Formation of neural tube (neurulation)

(Figure 1 from Jameson et al., 2023). The ectoderm and neurodevelopmental divergence. This figure describes the evolutionary and developmental skin-brain connection, common molecular factors that underpin this relationship in utero and post-birth, the existing evidence for associations between atopic disease and neurodevelopmental delay, and potential early life markers that could identify neurodevelopmental divergence.

(Figure 1 from Jameson et al., 2023). The ectoderm and neurodevelopmental divergence. This figure describes the evolutionary and developmental skin-brain connection, common molecular factors that underpin this relationship in utero and post-birth, the existing evidence for associations between atopic disease and neurodevelopmental delay, and potential early life markers that could identify neurodevelopmental divergence.
  • Neural tube closes in middle, moves toward rostral & caudal ends, closing by 29 - 30 pcd.
  • Failures of neural tube closure
    • Anencephaly (rostral neuraxis)
    • Spina bifida (caudal neuraxis)

https://www.mayoclinic.org/diseases-conditions/spina-bifida/symptoms-causes/syc-20377860

https://www.mayoclinic.org/diseases-conditions/spina-bifida/symptoms-causes/syc-20377860
  • Neural tube becomes
    • Ventricles & cerebral aqueduct
    • Central canal of spinal cord

  • Rostro-caudal patterning via differential growth into vesicles
    • Forebrain (prosencephalon)
    • Midbrain (mesencephalone)
    • Hindbrain (rhomencephalon)

Neurogenesis and gliogenesis

  • Neuroepithelium cell layer lines neural tube creating ventricular zone (VZ) and subventricular zone (SVZ)
    • Peri-ventricular regions home to pluripotent stem and progenitor cells that produce new neurons & glia
  • Neurogenesis (of excitatory Glu neurons) observed by 27 pcd (7 pcw; post-conceptual week)
  • Most cortical and striatal neurons generated prenatally, but
    • Cerebellum continues to ~ 18 mos

(Figure 1 from Götz & Huttner, 2005). The lineage trees shown provide a simplified view of the relationship between neuroepithelial cells (NE), radial glial cells (RG) and neurons (N), without (a) and with (b) basal progenitors (BP) as cellular intermediates in the generation of neurons. They also show the types of cell division involved.

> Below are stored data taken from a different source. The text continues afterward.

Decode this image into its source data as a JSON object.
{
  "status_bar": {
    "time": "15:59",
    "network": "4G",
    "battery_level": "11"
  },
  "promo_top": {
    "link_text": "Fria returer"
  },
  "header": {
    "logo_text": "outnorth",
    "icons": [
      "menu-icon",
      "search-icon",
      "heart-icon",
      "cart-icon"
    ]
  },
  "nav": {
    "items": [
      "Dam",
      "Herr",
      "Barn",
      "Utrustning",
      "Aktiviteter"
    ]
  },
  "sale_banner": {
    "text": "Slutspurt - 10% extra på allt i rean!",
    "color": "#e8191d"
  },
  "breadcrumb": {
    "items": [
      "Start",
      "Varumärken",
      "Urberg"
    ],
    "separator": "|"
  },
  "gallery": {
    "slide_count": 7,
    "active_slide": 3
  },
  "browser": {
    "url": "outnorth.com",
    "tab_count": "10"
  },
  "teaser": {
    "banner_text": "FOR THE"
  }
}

(Figure 1 from Götz & Huttner, 2005). The lineage trees shown provide a simplified view of the relationship between neuroepithelial cells (NE), radial glial cells (RG) and neurons (N), without (a) and with (b) basal progenitors (BP) as cellular intermediates in the generation of neurons. They also show the types of cell division involved.
  • Areas in adult human brain that generate new neurons
    • hippocampus
    • striatum
    • olfactory bulb (minimally)
    • weak evidence for substantial neurogenesis in adult cerebral cortex

(Figure 1 from Ernst & Frisén, 2015). Schematic illustration of adult neurogenesis in the adult rodent and human brain. New neurons are indicated in green. (A) Neuroblasts that are generated in the subventricular zone lining the lateral ventricle (LV) in rodents migrate to the OB, a structure crucial for olfaction, where they integrate as interneurons. (B) Neuroblasts are present in the subventricular zone also in humans, and new neurons integrate in the adjacent striatum, which plays an essential role in movement coordination, procedural learning, and memory, as well as motivational and emotional control. New neurons are continuously generated in the DG of the hippocampus—a brain structure essential for memory and mood control—in both rodents and humans (A, B). A limited subpopulation of DG neurons are subject to exchange in rodents (C), whereas the majority turn over in humans (D) [4–6]. The neurons within the turning over population are continuously exchanged. A value of 100% on the y-axis means that all neurons have been replaced since the individual’s birth.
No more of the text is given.